Para Fernanda, o trabalho de levantamento das casas de sementes no Ceará é a base de tudo. “E a Ematerce, como vinculada, que faz toda a operacionalização do programa Hora de Plantar a nível de município, a nível local, junto ao agricultor familiar, está junto no fortalecimento da agroecologia, em busca dessa matriz tecnológica, de práticas agroecológicas sustentáveis. E isso começa pela semente. Então é fundamental, nesse momento, a gente dar as mãos”, conclamou.

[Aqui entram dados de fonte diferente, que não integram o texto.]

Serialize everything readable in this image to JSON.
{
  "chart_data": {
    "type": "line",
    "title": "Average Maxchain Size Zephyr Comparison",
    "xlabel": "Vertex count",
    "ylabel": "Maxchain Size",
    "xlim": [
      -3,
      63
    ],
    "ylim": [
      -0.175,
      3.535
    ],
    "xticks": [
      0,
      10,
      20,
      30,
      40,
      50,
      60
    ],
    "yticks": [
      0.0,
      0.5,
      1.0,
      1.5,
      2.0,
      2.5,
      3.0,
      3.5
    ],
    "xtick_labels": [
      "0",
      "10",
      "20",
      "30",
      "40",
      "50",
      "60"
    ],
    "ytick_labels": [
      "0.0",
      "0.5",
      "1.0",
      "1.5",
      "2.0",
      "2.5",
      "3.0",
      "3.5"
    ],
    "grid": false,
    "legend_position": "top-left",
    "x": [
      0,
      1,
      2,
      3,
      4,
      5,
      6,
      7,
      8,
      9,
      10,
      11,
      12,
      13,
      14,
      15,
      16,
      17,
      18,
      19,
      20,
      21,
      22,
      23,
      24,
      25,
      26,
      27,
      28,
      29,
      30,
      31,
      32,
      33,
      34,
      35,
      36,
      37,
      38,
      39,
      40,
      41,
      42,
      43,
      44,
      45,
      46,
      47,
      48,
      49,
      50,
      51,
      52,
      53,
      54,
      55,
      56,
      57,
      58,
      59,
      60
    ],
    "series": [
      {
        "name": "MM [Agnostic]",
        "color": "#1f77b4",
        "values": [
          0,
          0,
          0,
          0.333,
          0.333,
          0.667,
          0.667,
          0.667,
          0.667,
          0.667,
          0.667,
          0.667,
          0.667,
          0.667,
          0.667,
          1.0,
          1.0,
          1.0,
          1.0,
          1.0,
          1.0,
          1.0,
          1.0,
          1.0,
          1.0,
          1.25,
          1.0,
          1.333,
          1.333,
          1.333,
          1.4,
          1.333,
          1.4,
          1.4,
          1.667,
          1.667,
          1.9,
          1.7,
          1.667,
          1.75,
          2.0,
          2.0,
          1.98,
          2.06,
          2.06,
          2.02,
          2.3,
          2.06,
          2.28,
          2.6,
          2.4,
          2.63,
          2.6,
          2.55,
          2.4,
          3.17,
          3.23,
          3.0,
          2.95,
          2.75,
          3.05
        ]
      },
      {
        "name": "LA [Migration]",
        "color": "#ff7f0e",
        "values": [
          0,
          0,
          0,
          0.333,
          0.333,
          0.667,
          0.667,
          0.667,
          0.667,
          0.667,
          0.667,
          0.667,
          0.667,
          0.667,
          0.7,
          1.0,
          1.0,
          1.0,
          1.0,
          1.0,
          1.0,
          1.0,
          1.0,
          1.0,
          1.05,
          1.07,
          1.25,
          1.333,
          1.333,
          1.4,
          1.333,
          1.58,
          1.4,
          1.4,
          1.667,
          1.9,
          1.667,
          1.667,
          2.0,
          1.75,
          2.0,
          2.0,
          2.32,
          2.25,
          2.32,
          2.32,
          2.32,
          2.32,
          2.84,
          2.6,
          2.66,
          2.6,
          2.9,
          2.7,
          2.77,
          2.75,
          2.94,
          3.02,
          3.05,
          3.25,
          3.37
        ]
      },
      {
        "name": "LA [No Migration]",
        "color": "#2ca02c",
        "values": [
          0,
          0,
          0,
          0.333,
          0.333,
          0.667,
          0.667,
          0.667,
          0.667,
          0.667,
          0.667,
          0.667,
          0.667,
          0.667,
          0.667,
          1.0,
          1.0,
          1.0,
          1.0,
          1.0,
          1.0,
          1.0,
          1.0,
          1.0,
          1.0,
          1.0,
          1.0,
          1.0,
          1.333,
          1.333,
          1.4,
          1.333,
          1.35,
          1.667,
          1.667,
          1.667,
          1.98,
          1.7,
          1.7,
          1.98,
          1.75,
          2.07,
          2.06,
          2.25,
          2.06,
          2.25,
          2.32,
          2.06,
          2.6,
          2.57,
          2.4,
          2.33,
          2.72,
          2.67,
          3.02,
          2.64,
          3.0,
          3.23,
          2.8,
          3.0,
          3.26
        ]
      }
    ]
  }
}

Na opinião dela, semente é um espaço de cultura alimentar, de práticas políticas e sociais, de buscar segurança alimentar das pessoas e de alimentos saudáveis.

“Em nome dos agricultores, digo que estou muito feliz. Falar de uma coisa que a gente há vinte anos briga, tema, bate, discute, e nunca teve êxito, é muito importante. Durante todo esse tempo, tivemos uma parceria grande das ONGs, muitas vezes contra os governos municipais que não queriam. É preciso que o Estado veja o lado do agricultor. Se isso decola, o agricultor também vai decolar. Que essa iniciativa dê certo, e eu vou estar junto”, comemorou o agricultor João Félix, guardião de sementes Sítio Riacho do Meio, em Choró

Representante da Rede de Intercâmbio de Sementes (RIS), Paulo César classificou o momento como de culminância do processo de fortalecimento das casas de sementes. “A fala do agricultor chegou até o governo. Se foi mapeado esse tanto de casas de sementes, significa que uma turma grande que esteve trabalhando e mantendo tudo isso”, constatou, ao colocar que a rede celebra isso de forma especial através das festas da colheita. “Celebra com o agricultor o momento da colheita dos frutos do trabalho, a organização, a cultura e a espiritualidade das pessoas”, disse. Na visão dele, os agricultores antes se sentiam sós nesse processo, “e agora estamos caminhando de pés e mãos dadas. Foi importante termos avançado em legislação, precisamos evoluir, mas temos uma base com potencial produtivo. Tenho certeza que esse processo vai ser um sucesso”, assegurou.

Em nome do Movimento dos Trabalhadores Rurais Sem Terra (MST), Antônio José, o momento é de comemorar. “Não é para a gente parar aqui, mas também saber que muitos avanços já temos”, observou. Ele acredita que “a cooperação precisa ser fortalecida para a gente colocar as sementes crioula no patamar que a gente quer”.